Copilot · 2026-03-03T03:13:29Z

examples/run_slurm_pretrain.sh

+     --time="${SLURM_TIME:-07:00:00}" \
+     --nodelist="${SLURM_NODELIST:-}" \
+     --partition="${SLURM_PARTITION:-amd-aig}" \


Passing --nodelist with an empty value (when SLURM_NODELIST is unset) causes srun to fail with an invalid nodelist. Consider only adding --nodelist when SLURM_NODELIST is non-empty (or default to omitting the flag entirely).

Copilot · 2026-03-03T03:13:29Z

examples/run_local_pretrain.sh

 ARGS=("$@")

-VOLUME_ARGS=(-v "$PRIMUS_PATH":"$PRIMUS_PATH" -v "$DATA_PATH":"$DATA_PATH")
+VOLUME_ARGS=(-v "$PRIMUS_PATH":"$PRIMUS_PATH" -v "$DATA_PATH":"$DATA_PATH" -v "/shared_aig/c4:/shared_aig/c4")


This hard-codes an extra bind mount to /shared_aig/c4, which will break (or unintentionally create an empty host directory) on systems that don’t have that path.
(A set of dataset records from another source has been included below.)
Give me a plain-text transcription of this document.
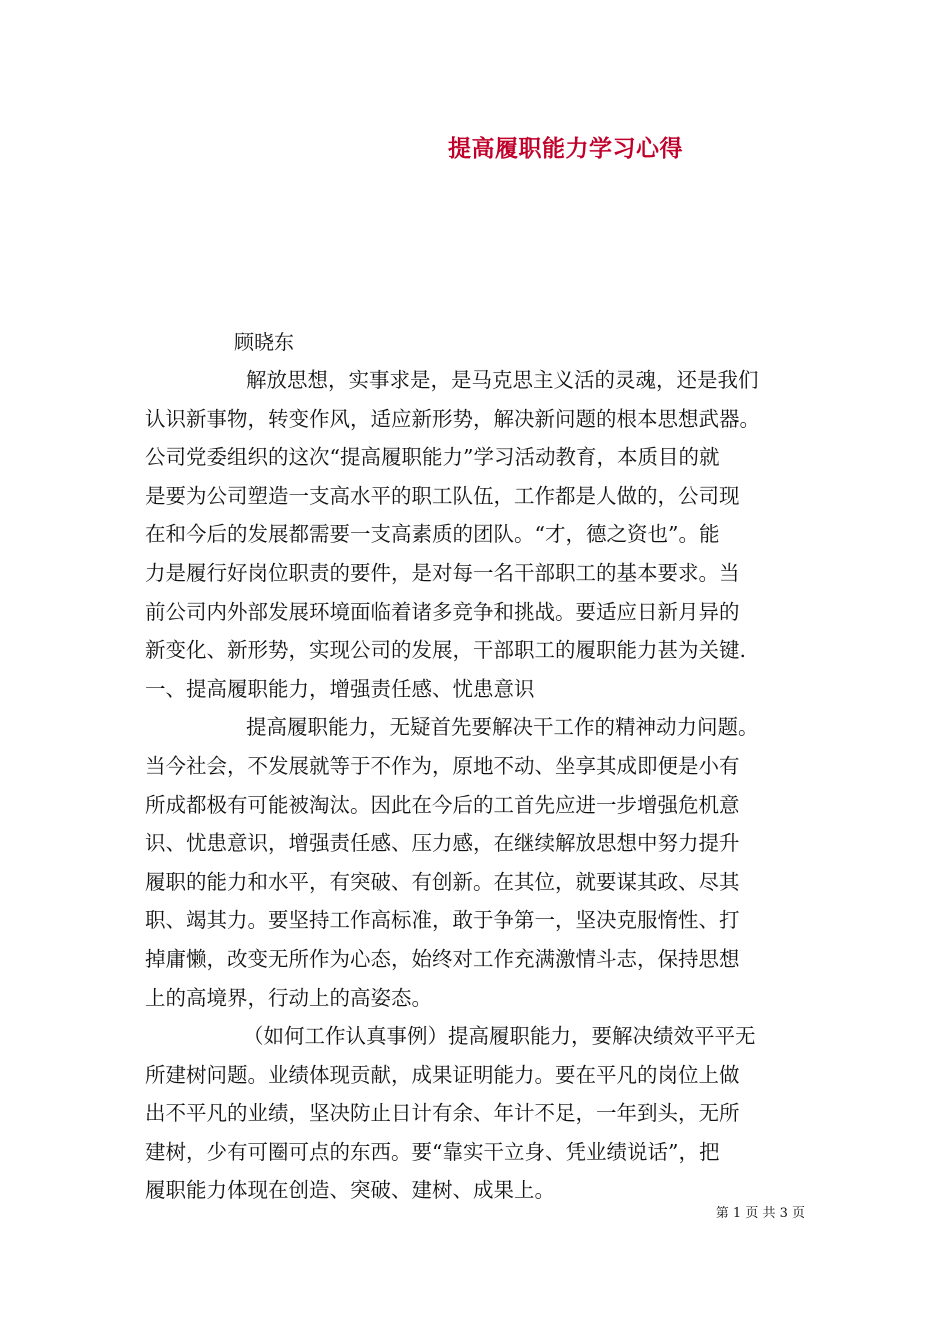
提高履职能力学习心得
顾晓东
解放思想，实事求是，是马克思主义活的灵魂，还是我们
认识新事物，转变作风，适应新形势，解决新问题的根本思想武器。
公司党委组织的这次“提高履职能力”学习活动教育，本质目的就
是要为公司塑造一支高水平的职工队伍，工作都是人做的，公司现
在和今后的发展都需要一支高素质的团队。“才，德之资也”。能
力是履行好岗位职责的要件，是对每一名干部职工的基本要求。当
前公司内外部发展环境面临着诸多竞争和挑战。要适应日新月异的
新变化、新形势，实现公司的发展，干部职工的履职能力甚为关键.
一、提高履职能力，增强责任感、忧患意识
提高履职能力，无疑首先要解决干工作的精神动力问题。
当今社会，不发展就等于不作为，原地不动、坐享其成即便是小有
所成都极有可能被淘汰。因此在今后的工首先应进一步增强危机意
识、忧患意识，增强责任感、压力感，在继续解放思想中努力提升
履职的能力和水平，有突破、有创新。在其位，就要谋其政、尽其
职、竭其力。要坚持工作高标准，敢于争第一，坚决克服惰性、打
掉庸懒，改变无所作为心态，始终对工作充满激情斗志，保持思想
上的高境界，行动上的高姿态。
（如何工作认真事例）提高履职能力，要解决绩效平平无
所建树问题。业绩体现贡献，成果证明能力。要在平凡的岗位上做
出不平凡的业绩，坚决防止日计有余、年计不足，一年到头，无所
建树，少有可圈可点的东西。要“靠实干立身、凭业绩说话”，把
履职能力体现在创造、突破、建树、成果上。
第 1 页 共 3 页
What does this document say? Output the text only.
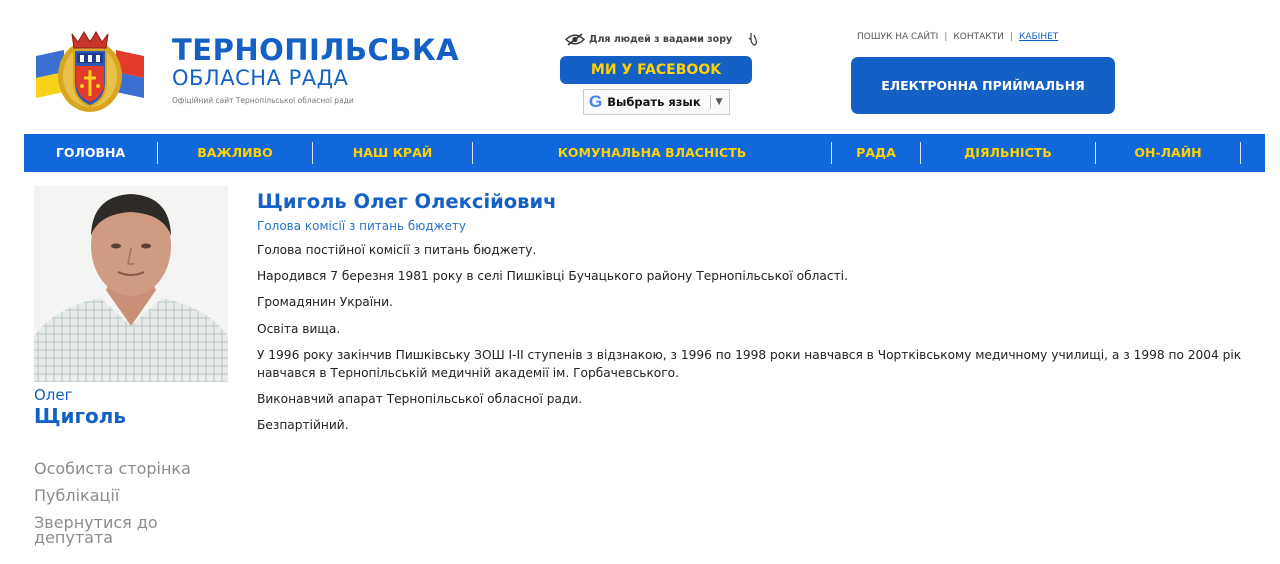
ТЕРНОПІЛЬСЬКА
ОБЛАСНА РАДА
Офіційний сайт Тернопільської обласної ради
Для людей з вадами зору
МИ У FACEBOOK
G Выбрать язык ▼
ПОШУК НА САЙТІ | КОНТАКТИ | КАБІНЕТ
ЕЛЕКТРОННА ПРИЙМАЛЬНЯ
ГОЛОВНА	ВАЖЛИВО	НАШ КРАЙ	КОМУНАЛЬНА ВЛАСНІСТЬ	РАДА	ДІЯЛЬНІСТЬ	ОН-ЛАЙН
Олег
Щиголь
Особиста сторінка
Публікації
Звернутися до депутата
Щиголь Олег Олексійович
Голова комісії з питань бюджету

Голова постійної комісії з питань бюджету.

Народився 7 березня 1981 року в селі Пишківці Бучацького району Тернопільської області.

Громадянин України.

Освіта вища.

У 1996 року закінчив Пишківську ЗОШ І-ІІ ступенів з відзнакою, з 1996 по 1998 роки навчався в Чортківському медичному училищі, а з 1998 по 2004 рік навчався в Тернопільській медичній академії ім. Горбачевського.

Виконавчий апарат Тернопільської обласної ради.

Безпартійний.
Consider making this conditional/configurable via an env var (e.g., EXTRA_VOLUME_ARGS / PRIMUS_EXTRA_MOUNTS) rather than always mounting a cluster-specific path.

Suggested change

VOLUME_ARGS=(-v "$PRIMUS_PATH":"$PRIMUS_PATH" -v "$DATA_PATH":"$DATA_PATH" -v "/shared_aig/c4:/shared_aig/c4")

VOLUME_ARGS=(-v "$PRIMUS_PATH":"$PRIMUS_PATH" -v "$DATA_PATH":"$DATA_PATH")

# Optional extra volume mounts: set PRIMUS_EXTRA_MOUNTS to a string like:

# '-v /shared_aig/c4:/shared_aig/c4 -v /other/path:/other/path:ro'

if [[ -n "${PRIMUS_EXTRA_MOUNTS:-}" ]]; then

# Intentional word splitting to allow multiple -v arguments.

VOLUME_ARGS+=(${PRIMUS_EXTRA_MOUNTS})

elif [[ -d "/shared_aig/c4" ]]; then

# Backwards-compatible default: only mount /shared_aig/c4 if it exists.

VOLUME_ARGS+=(-v "/shared_aig/c4:/shared_aig/c4")

fi

Copilot · 2026-03-03T03:13:29Z

prepare_c4_data.sh

+set -e
+
+# ======================== Configuration ========================
+NUM_SHARDS=${NUM_SHARDS:-200}           # Number of C4 shards to download (1-1024)


The header comment says the default downloads 1 shard for testing, but NUM_SHARDS is set to default to 200. Please update either the comment or the default so they match (and avoid surprising users by downloading/processing 200 shards by default).

Suggested change

NUM_SHARDS=${NUM_SHARDS:-200} # Number of C4 shards to download (1-1024)

NUM_SHARDS=${NUM_SHARDS:-1} # Number of C4 shards to download (1-1024)

Copilot · 2026-03-03T03:13:30Z

examples/megatron/prepare.py

+    ret = subprocess.run(
+        ["pip", "install", "--no-build-isolation", "-e", str(emerging_optimizers_path)], check=True
+    )
    if ret.returncode != 0:
        log_error_and_exit("Building Emerging Optimizers failed.")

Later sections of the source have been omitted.